Plot the dots, create a run chart, learn what works – and what doesn’t!
If you’re used to doing audit with two data points, measurement for improvement can seem like a bit of a challenge. But if I told you that you just need a piece of paper, and a pen, the ability to count, and a few minutes of each day then you’d probably think that it was well within your reach.
Audit data offers a static snap shot – whilst you will know whether or not you have met your established standard – you won’t actually know if this was a result of chance due the normal daily or weekly difference that occur in any process, or because of something you did made a difference.
When our trainees start working on an improvement project, they rarely know anything about the normal daily or weekly difference in their service, and so they don’t actually know the best and the worst experience that their patients receive. And it does vary! They might know the mean or average performance – but this is made up of the sum of all the great care PLUS all the suboptimum care. If the team has excelled one week, or one member has been a super performer, this will be enough to make the average seem respectable. But at the same time, this will hide from view dreadful experiences that could have happened too! And this begs the question ‘How would you know if this was happening in your unit?’

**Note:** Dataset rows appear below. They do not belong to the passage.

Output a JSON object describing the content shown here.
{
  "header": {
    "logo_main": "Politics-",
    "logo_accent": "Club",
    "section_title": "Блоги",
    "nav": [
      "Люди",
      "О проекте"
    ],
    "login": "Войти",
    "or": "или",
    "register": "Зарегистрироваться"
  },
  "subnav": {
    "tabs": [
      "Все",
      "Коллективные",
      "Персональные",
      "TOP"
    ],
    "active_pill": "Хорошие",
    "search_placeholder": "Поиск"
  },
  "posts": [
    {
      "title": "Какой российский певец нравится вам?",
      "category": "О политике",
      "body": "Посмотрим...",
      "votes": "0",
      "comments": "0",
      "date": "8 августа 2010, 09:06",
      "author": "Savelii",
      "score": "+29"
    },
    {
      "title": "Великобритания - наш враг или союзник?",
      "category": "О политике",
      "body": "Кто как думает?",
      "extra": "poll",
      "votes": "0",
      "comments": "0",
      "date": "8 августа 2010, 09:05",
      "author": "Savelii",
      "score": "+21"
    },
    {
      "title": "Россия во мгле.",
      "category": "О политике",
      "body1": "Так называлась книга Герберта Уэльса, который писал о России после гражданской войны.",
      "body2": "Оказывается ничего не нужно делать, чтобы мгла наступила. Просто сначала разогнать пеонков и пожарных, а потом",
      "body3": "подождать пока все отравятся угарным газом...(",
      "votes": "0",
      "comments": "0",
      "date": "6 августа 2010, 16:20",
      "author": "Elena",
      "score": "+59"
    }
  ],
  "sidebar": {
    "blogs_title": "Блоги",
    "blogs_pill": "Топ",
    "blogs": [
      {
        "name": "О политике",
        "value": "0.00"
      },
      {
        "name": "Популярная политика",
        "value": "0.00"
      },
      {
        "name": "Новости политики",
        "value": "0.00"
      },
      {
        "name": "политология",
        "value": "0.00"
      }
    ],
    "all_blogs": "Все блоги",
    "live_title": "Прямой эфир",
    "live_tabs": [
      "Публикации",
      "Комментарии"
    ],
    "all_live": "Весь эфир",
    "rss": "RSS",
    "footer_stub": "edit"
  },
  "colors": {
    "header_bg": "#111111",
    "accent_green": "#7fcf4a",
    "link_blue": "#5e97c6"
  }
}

We use our learning game Variation in practice: An in-flight experience™ to help learners appreciate the variation that exists in all processes. Once they know the ‘normal variation’ in their service, they are then able to say with some confidence whether the changes they make result in an improvement!
When a trainee consultant midwife, moved to a new Maternity unit it seemed to her that a high number of women who came into the birthing suite, expecting a ‘home birth’ experience were, in fact, transferred to the main maternity unit to give birth. And this intrigued and bothered her.

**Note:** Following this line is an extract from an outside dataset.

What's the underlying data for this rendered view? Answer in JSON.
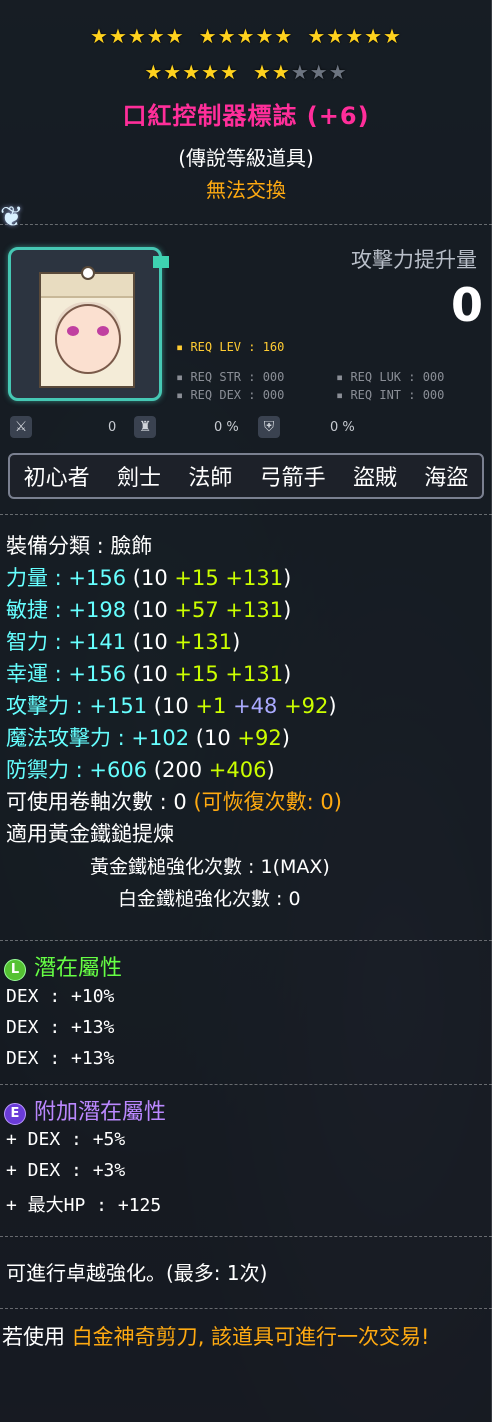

By looking at past records the trainee consultant midwife was quickly able to measure the numbers, plot the data on a graph, and create what we call a run chart. This showed that the numbers of transfers varied over the weeks, with some weeks being much lower than others. But she was surprised to find that the differences did not appear to coincide with workload. The average number of women managing to give birth in the birthing suite was in fact just 57%, but more importantly, she could see that it ranged week by week from 51 – 81%. And it was this simple graph that provided a baseline measure which Lisa could use to answer the question ‘ Will the changes I make result in an improvement?’.
As a result of her observations and diagnostic work, the trainee consultant midwife generated a list of potential interventions (change ideas). She ran small scale tests of change (PDSAs) for each of them over a number of weeks, whilst continuing to capture her weekly improvement measure.
This resulted in the trainee consultant midwife being able to annotate her graph (or run chart) to show when she has made changes.
“I was able to show that the average number of number of women staying in the birthing suite to give birth increased to 64%. At the same time, using balancing measures, I was able to reassure people that there was no extra risk to mothers and their babies e.g. admission to the neonatal suite after birth”.
Our trainee appreciated the coaching support provided by the Quality Improvement Clinic and the guidance she received to help her get a good baseline measure.